Répéter plusieurs fois les 2 dernières opérations et emballer en portions familiales. Se congèle parfaitement bien pour toute une saison de chasse (ou au moins 3 mois).

Avant de servir, poêler pas trop rapidement une portion décongelée à feux moyen dans du beurre. Les spaetzlis sont un pur délice lorsqu’ils sont bien dorés, tout en restant parfaitement moelleux. Saupoudrer d’un peu de fleurs de sel juste avant de dresser.

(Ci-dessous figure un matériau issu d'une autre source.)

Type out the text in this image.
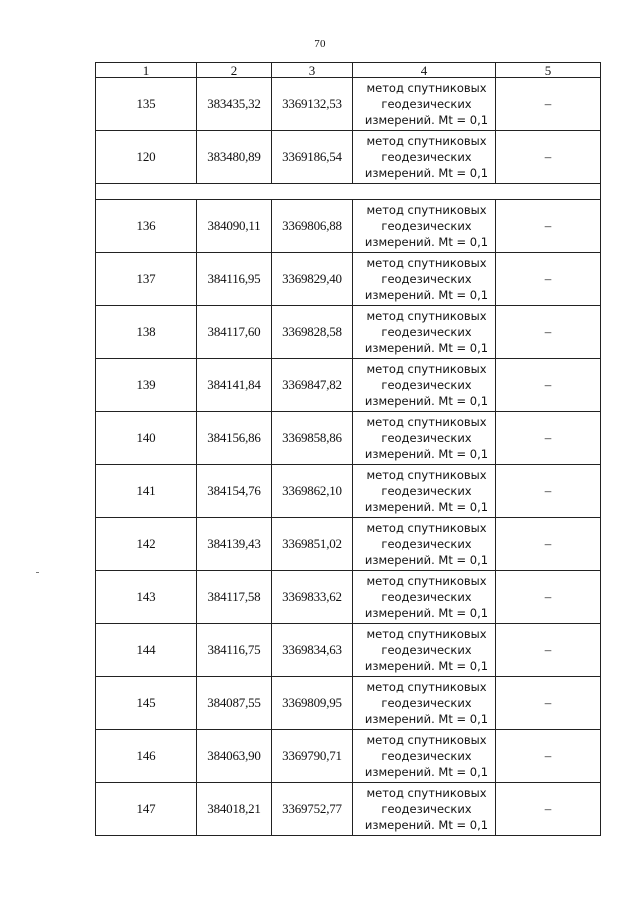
70
1	2	3	4	5
135	383435,32	3369132,53	метод спутниковых
геодезических
измерений. Mt = 0,1	–
120	383480,89	3369186,54	метод спутниковых
геодезических
измерений. Mt = 0,1	–

136	384090,11	3369806,88	метод спутниковых
геодезических
измерений. Mt = 0,1	–
137	384116,95	3369829,40	метод спутниковых
геодезических
измерений. Mt = 0,1	–
138	384117,60	3369828,58	метод спутниковых
геодезических
измерений. Mt = 0,1	–
139	384141,84	3369847,82	метод спутниковых
геодезических
измерений. Mt = 0,1	–
140	384156,86	3369858,86	метод спутниковых
геодезических
измерений. Mt = 0,1	–
141	384154,76	3369862,10	метод спутниковых
геодезических
измерений. Mt = 0,1	–
142	384139,43	3369851,02	метод спутниковых
геодезических
измерений. Mt = 0,1	–
143	384117,58	3369833,62	метод спутниковых
геодезических
измерений. Mt = 0,1	–
144	384116,75	3369834,63	метод спутниковых
геодезических
измерений. Mt = 0,1	–
145	384087,55	3369809,95	метод спутниковых
геодезических
измерений. Mt = 0,1	–
146	384063,90	3369790,71	метод спутниковых
геодезических
измерений. Mt = 0,1	–
147	384018,21	3369752,77	метод спутниковых
геодезических
измерений. Mt = 0,1	–
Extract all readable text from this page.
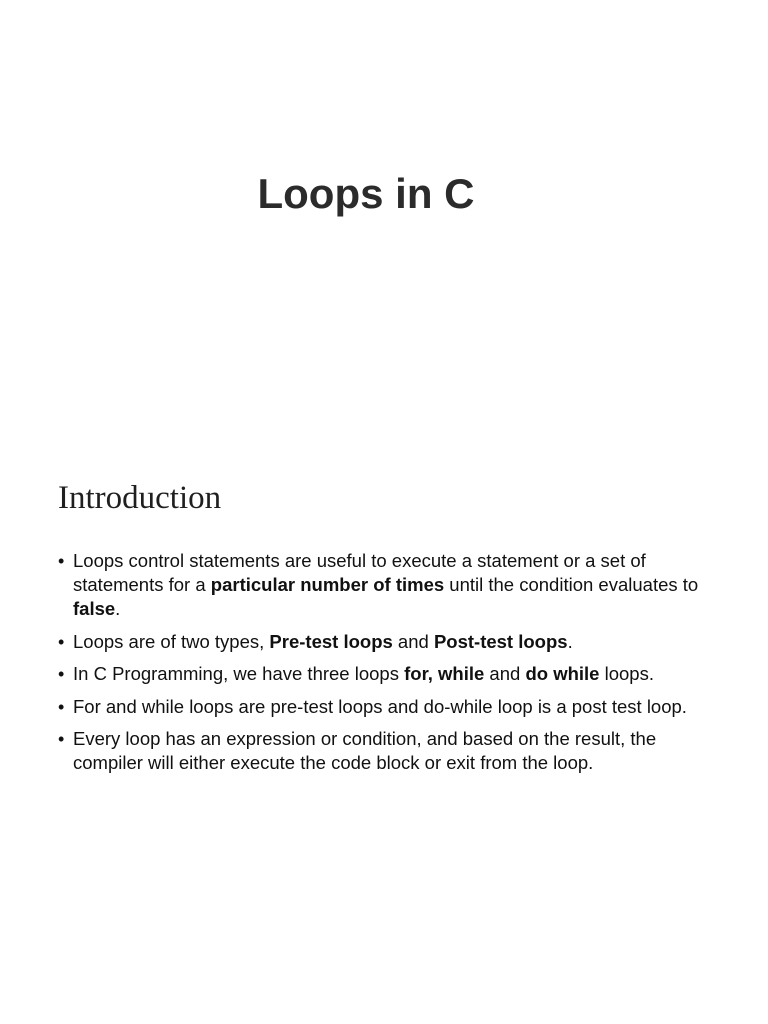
Loops in C
Introduction
• Loops control statements are useful to execute a statement or a set of statements for a particular number of times until the condition evaluates to false.
• Loops are of two types, Pre-test loops and Post-test loops.
• In C Programming, we have three loops for, while and do while loops.
• For and while loops are pre-test loops and do-while loop is a post test loop.
• Every loop has an expression or condition, and based on the result, the compiler will either execute the code block or exit from the loop.
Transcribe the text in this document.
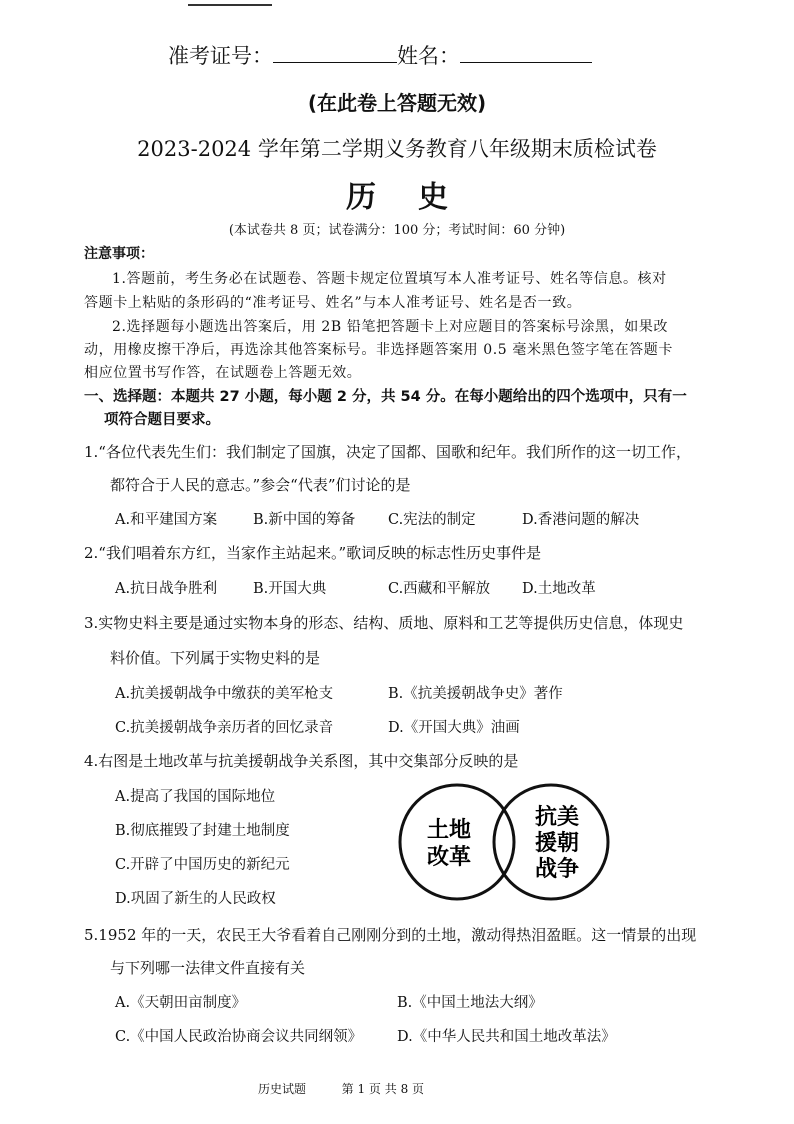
准考证号：	姓名：
(在此卷上答题无效)
2023-2024 学年第二学期义务教育八年级期末质检试卷
历史
(本试卷共 8 页；试卷满分：100 分；考试时间：60 分钟)
注意事项：
1.答题前，考生务必在试题卷、答题卡规定位置填写本人准考证号、姓名等信息。核对
答题卡上粘贴的条形码的“准考证号、姓名”与本人准考证号、姓名是否一致。
2.选择题每小题选出答案后，用 2B 铅笔把答题卡上对应题目的答案标号涂黑，如果改
动，用橡皮擦干净后，再选涂其他答案标号。非选择题答案用 0.5 毫米黑色签字笔在答题卡
相应位置书写作答，在试题卷上答题无效。
一、选择题：本题共 27 小题，每小题 2 分，共 54 分。在每小题给出的四个选项中，只有一
项符合题目要求。
1.“各位代表先生们：我们制定了国旗，决定了国都、国歌和纪年。我们所作的这一切工作，
都符合于人民的意志。”参会“代表”们讨论的是
A.和平建国方案 B.新中国的筹备 C.宪法的制定	D.香港问题的解决
2.“我们唱着东方红，当家作主站起来。”歌词反映的标志性历史事件是
A.抗日战争胜利 B.开国大典	C.西藏和平解放 D.土地改革
3.实物史料主要是通过实物本身的形态、结构、质地、原料和工艺等提供历史信息，体现史
料价值。下列属于实物史料的是
A.抗美援朝战争中缴获的美军枪支	B.《抗美援朝战争史》著作
C.抗美援朝战争亲历者的回忆录音	D.《开国大典》油画
4.右图是土地改革与抗美援朝战争关系图，其中交集部分反映的是
A.提高了我国的国际地位
B.彻底摧毁了封建土地制度
C.开辟了中国历史的新纪元
D.巩固了新生的人民政权
土地
改革
抗美
援朝
战争
5.1952 年的一天，农民王大爷看着自己刚刚分到的土地，激动得热泪盈眶。这一情景的出现
与下列哪一法律文件直接有关
A.《天朝田亩制度》	B.《中国土地法大纲》
C.《中国人民政治协商会议共同纲领》 D.《中华人民共和国土地改革法》
历史试题	第 1 页 共 8 页
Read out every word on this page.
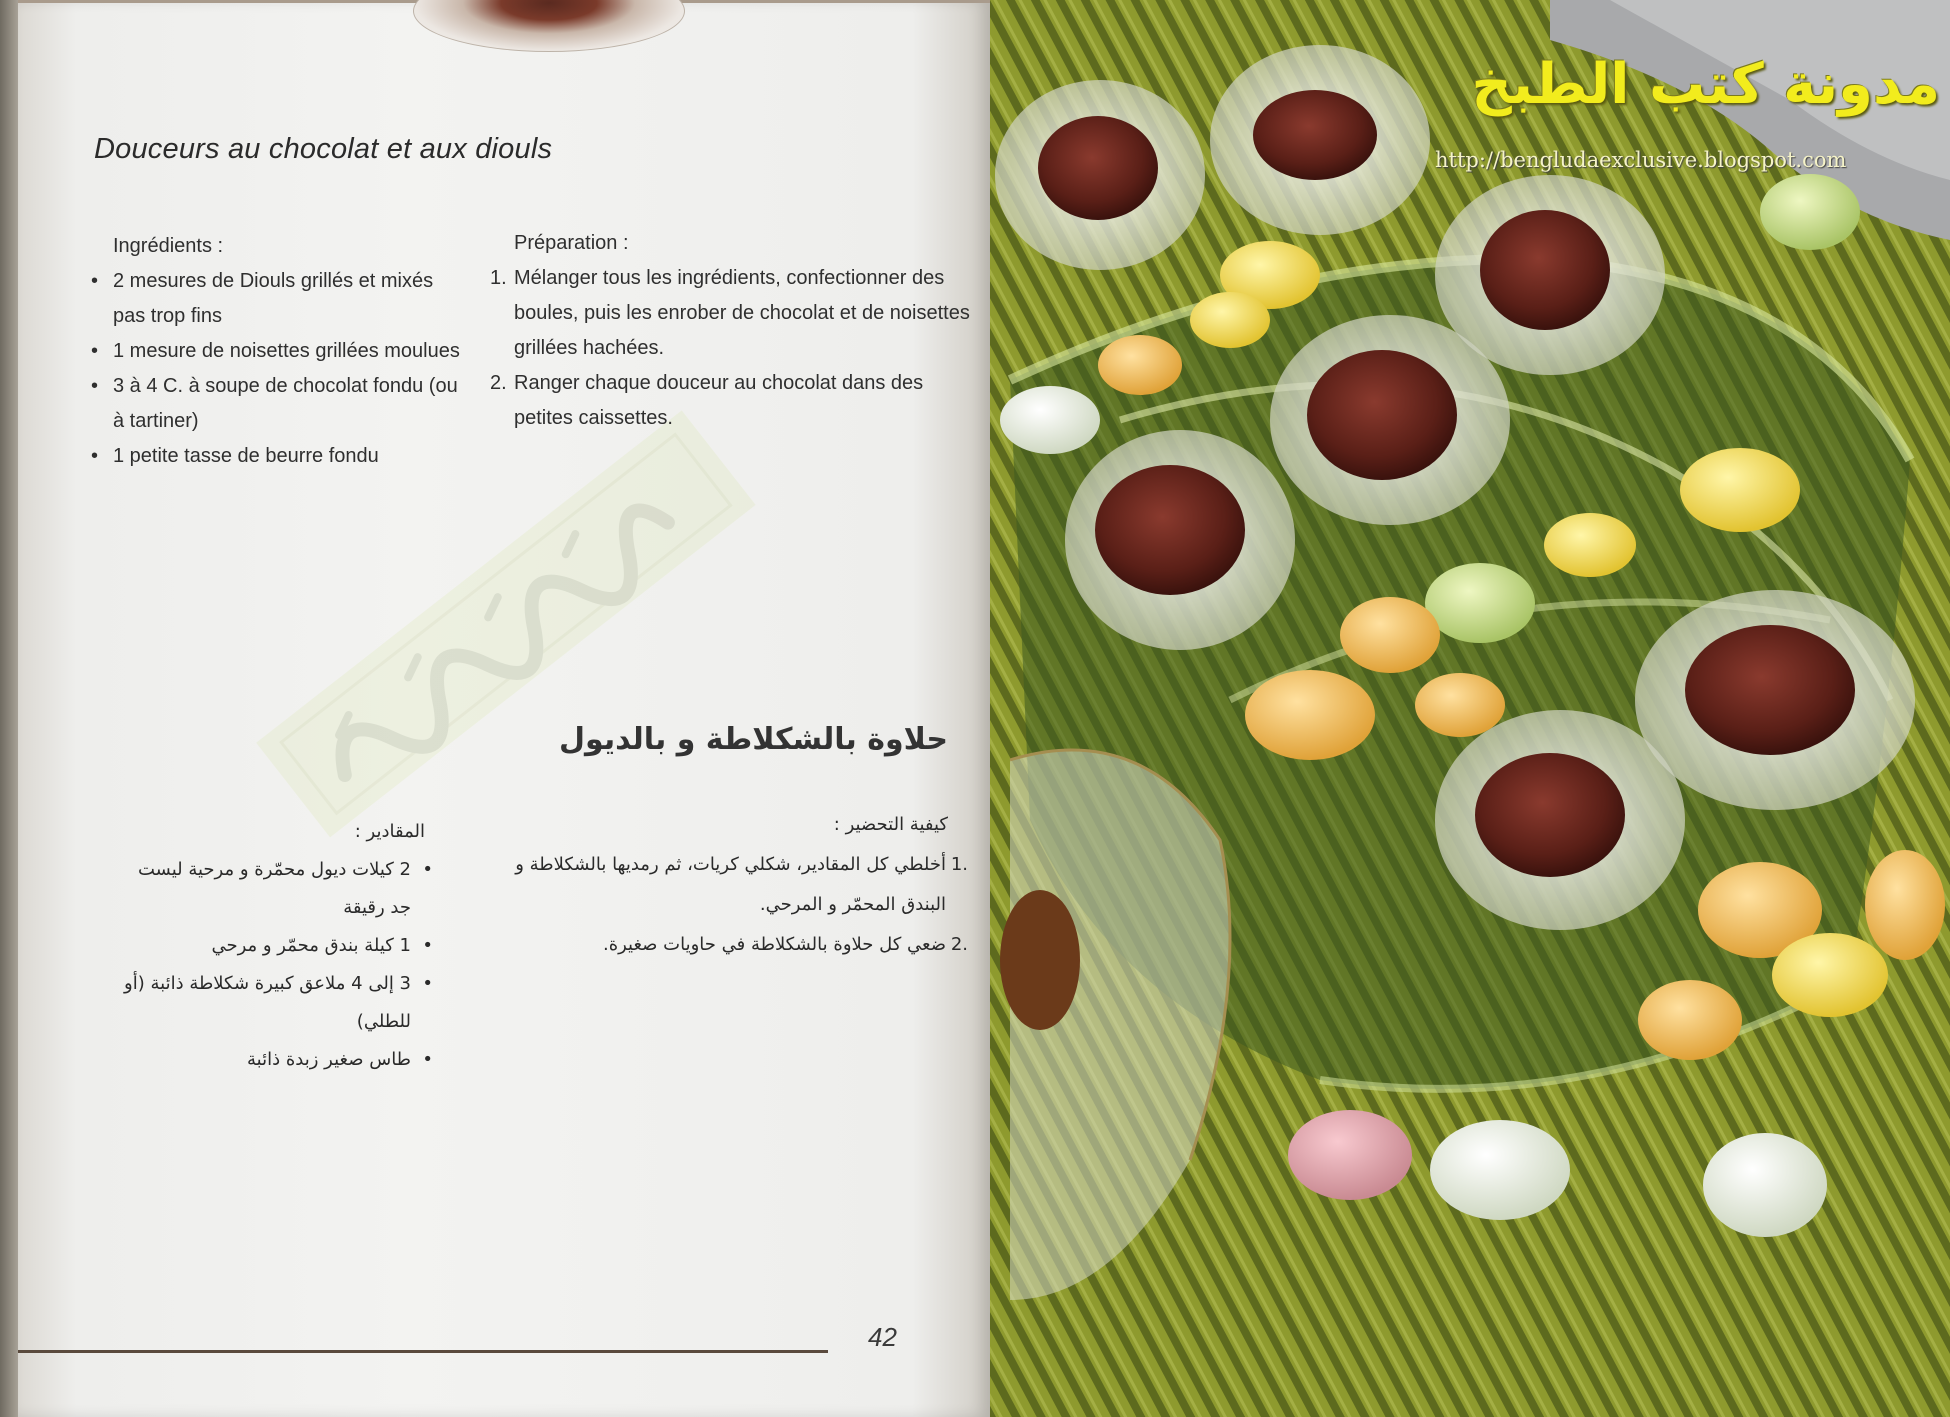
Douceurs au chocolat et aux diouls
Ingrédients :
• 2 mesures de Diouls grillés et mixés pas trop fins
• 1 mesure de noisettes grillées moulues
• 3 à 4 C. à soupe de chocolat fondu (ou à tartiner)
• 1 petite tasse de beurre fondu
Préparation :
1. Mélanger tous les ingrédients, confectionner des boules, puis les enrober de chocolat et de noisettes grillées hachées.
2. Ranger chaque douceur au chocolat dans des petites caissettes.
حلاوة بالشكلاطة و بالديول
المقادير :
• 2 كيلات ديول محمّرة و مرحية ليست جد رقيقة
• 1 كيلة بندق محمّر و مرحي
• 3 إلى 4 ملاعق كبيرة شكلاطة ذائبة (أو للطلي)
• طاس صغير زبدة ذائبة
كيفية التحضير :
.1
أخلطي كل المقادير، شكلي كريات، ثم رمديها بالشكلاطة و البندق المحمّر و المرحي.
.2
ضعي كل حلاوة بالشكلاطة في حاويات صغيرة.
42
مدونة كتب الطبخ
http://bengludaexclusive.blogspot.com
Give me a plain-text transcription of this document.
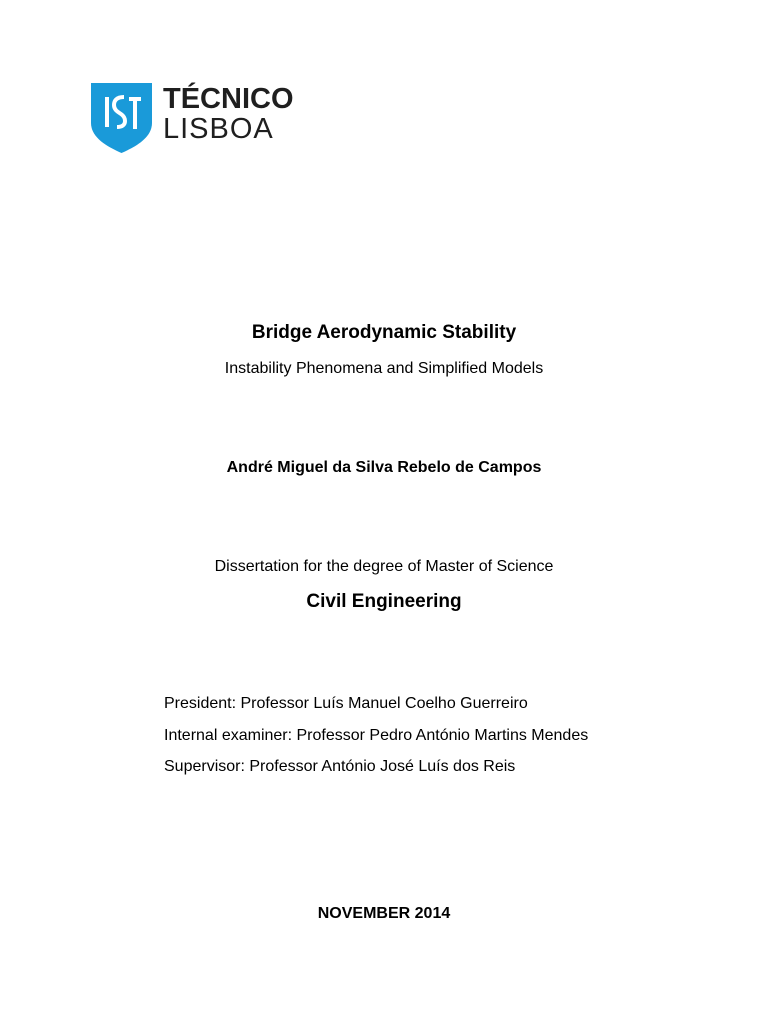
TÉCNICO
LISBOA
Bridge Aerodynamic Stability
Instability Phenomena and Simplified Models
André Miguel da Silva Rebelo de Campos
Dissertation for the degree of Master of Science
Civil Engineering
President: Professor Luís Manuel Coelho Guerreiro
Internal examiner: Professor Pedro António Martins Mendes
Supervisor: Professor António José Luís dos Reis
NOVEMBER 2014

On peut sans autre aromatiser avec du persil frais haché, de l’ail des ours etc Et remplacer une partie de la farine de blé par d ela farine de châtaigne. Amusez-vous!

Choux de Bruxelles



Et voici quelques petits trucs pour bien réussir les choux de Bruxelles… ok, c’est toujours pas la saison, mais on sera bien content de retrouver ce poste dans quelques mois…


Bon, question quantités, prévoir 6 à 8 choux par personnes… enfin, ça dépend de pas mal de choses. Y-a-t’il une entrée, des fromages, un dessert?


Tout d’abord, bien nettoyer les choux, enlever les feuilles abîmées, fendre le pied en croix (2 mm) et les blanchir dans juste ce qu’il faut d’eau (minérale) bouillante (frémissante) avec une petite noix de beurre de manière à ce que les choux soient al dente. Notez que ce n’est pas nécessaire de saler l’eau, du moins, je les sale lorsque je les réchauffe avec du beurre dans une poêle juste avant de les servir.


Une fois que les choux sont al dente, bien les égoutter et choses très importante, les refroidir pendant quelques minutes à l’eau courante en les mélangeant pour qu’ils refroidissent tous. Notez qu’une autre option consistant à remplir un plat d’eau et de glaçon fait encore mieux l’affaire. Cela permet de figer la chlorophylle des feuilles et éviter que les feuillent ne deviennent un peu brunes et ainsi garantir une couleur verte des plus délicieuses. Notez qu’il ne faut pas les laisser trop longtemps dans l’eau pour qu’ils ne perdent pas toute leur saveur.


On peut sans autre préparer ces choux bien à l’avance en les réservant, égouttés, sous film alimentaire au réfrigérateur.


Quelques minutes avant de dresser, les faire revenir dans une poêle avec du beurre, saler, poivrer et c’est tout.